= The War God's Own =

1999 fantasy novel by David Weber

First edition (publ. Baen Books)
Cover artist:Larry Elmore

The War God's Own is a fantasy novel by American writer David Weber, published in 1999. The second book in his War God series, it follows the adventures of Bahzell Bahnakson and his friend Brandark. The novel is set in a swords and sorcery land with dwarves, elves, humans, hradani, and halflings—the Five Races of Man. There is a pantheon of Gods, some good and some vile. It is followed by Wind Rider's Oath, published in 2004.

== Plot ==

Bahzell and Brandark come to Belhadan, a major port city, where they are met by Sir Vaijon, a knight-probationer of the Order of Tomanāk. Vaijon, as many members of the local chapter of Tomanāk's order, is very offended by the notion of a hradani champion, as the hradani are generally viewed as barbarians, and more likely to serve the dark gods than not. The general discomfort finally comes to a head, in a duel between Bazhell and Vaijon after Vaijon accuses Bazhell of serving the dark gods, which Bazhell handily wins. A personal appearance from Tomanāk dispels most further prejudice against him. Shortly thereafter they set off for Hurgrum, as Sharnā, one of the dark gods, has been interfering in hradani politics. Along the way they meet up again with Wencit of Rūm, the last white wizard, and another champion of Tomanāk, a human woman named Kaeritha.
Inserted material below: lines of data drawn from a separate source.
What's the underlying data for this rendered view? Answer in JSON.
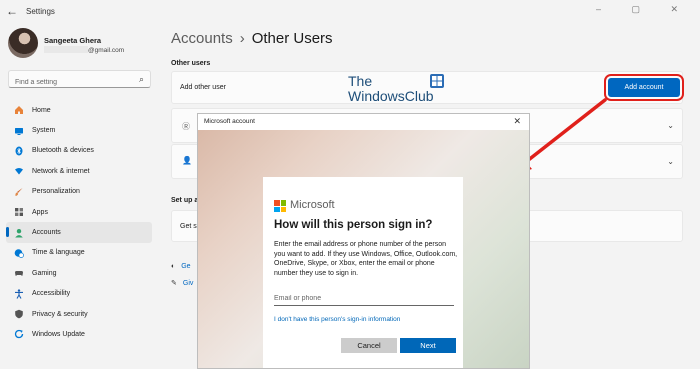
{
  "app": {
    "title": "Settings",
    "window_controls": "– ▢ ✕"
  },
  "user": {
    "name": "Sangeeta Ghera",
    "email_suffix": "@gmail.com"
  },
  "search": {
    "placeholder": "Find a setting"
  },
  "sidebar": {
    "items": [
      {
        "label": "Home",
        "icon": "home-icon",
        "color": "#e8833a"
      },
      {
        "label": "System",
        "icon": "system-icon",
        "color": "#0078d4"
      },
      {
        "label": "Bluetooth & devices",
        "icon": "bluetooth-icon",
        "color": "#0078d4"
      },
      {
        "label": "Network & internet",
        "icon": "wifi-icon",
        "color": "#0078d4"
      },
      {
        "label": "Personalization",
        "icon": "brush-icon",
        "color": "#d26a33"
      },
      {
        "label": "Apps",
        "icon": "apps-icon",
        "color": "#555555"
      },
      {
        "label": "Accounts",
        "icon": "person-icon",
        "color": "#2fa36b",
        "active": true
      },
      {
        "label": "Time & language",
        "icon": "globe-clock-icon",
        "color": "#0078d4"
      },
      {
        "label": "Gaming",
        "icon": "gamepad-icon",
        "color": "#555555"
      },
      {
        "label": "Accessibility",
        "icon": "accessibility-icon",
        "color": "#1a5fb4"
      },
      {
        "label": "Privacy & security",
        "icon": "shield-icon",
        "color": "#555555"
      },
      {
        "label": "Windows Update",
        "icon": "update-icon",
        "color": "#0078d4"
      }
    ]
  },
  "breadcrumb": {
    "parent": "Accounts",
    "separator": "›",
    "current": "Other Users"
  },
  "other_users": {
    "section_label": "Other users",
    "add_other_user_label": "Add other user",
    "add_account_button": "Add account"
  },
  "setup_section": {
    "label_partial": "Set up a",
    "card_text_partial": "Get s"
  },
  "related_links": [
    {
      "text": "Ge"
    },
    {
      "text": "Giv"
    }
  ],
  "watermark": {
    "line1": "The",
    "line2": "WindowsClub"
  },
  "dialog": {
    "title": "Microsoft account",
    "close": "✕",
    "brand": "Microsoft",
    "heading": "How will this person sign in?",
    "description": "Enter the email address or phone number of the person you want to add. If they use Windows, Office, Outlook.com, OneDrive, Skype, or Xbox, enter the email or phone number they use to sign in.",
    "input_placeholder": "Email or phone",
    "no_info_link": "I don't have this person's sign-in information",
    "cancel_button": "Cancel",
    "next_button": "Next"
  },
  "colors": {
    "accent": "#0067c0",
    "annotation": "#e0201b"
  }
}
On arriving in Hurgrum, Bazhell tells his father about Sharnā's meddling and his involvement with the heir of one of Bahnak's enemies. He then swears in an entire hradani chapter of the Order of Tomanāk, and they launch an attack on Sharnā's underground church. However, the time required to get to the center of the church allows Sharna's high priest to summon a demon, which Bahzell, Vaijon and Kaeritha have to fight. Vaijon stabs it, but loses his sword in the process. When they return to Hurgrum, Tomanāk returns it to him, and at the same time claims sword-oath from him as a champion.

Having rooted out Sharnā's church, one final crisis awaits. Bahzell, and the Order of Tomanāk, must repel an invasion by a force of Sothoii warriors, acting under the orders of Matthian, Warder of Glanharrow, who is acting without permission out of his deep hatred for the hradani. His superiors arrive in time, and the entire force surrenders to the Order. Bahzell leaves for the Sothoii lands with Kaeritha, leaving Vaijon to organize the hradani Order of Tomanāk.

== Characters ==

- Bazhell Bahnakson of the Horse Stealer hradani. The son of Bahnak, the prince of Hurgrum, the first hradani champion of Tomanak in more than 1,200 years.
- Brandark Brandarkson of the Bloody Sword hradani.
- Sir Vaijon of Almerhas, a knight-probationer, and later champion, of the Order of Tomanāk.
- Kaeritha, a champion of Tomanāk who joins Bazhell in his effort to defeat Sharnā.
- Wencit of Rūm, an ancient white wild wizard.
- Tomanāk Orfro, God of War and Justice.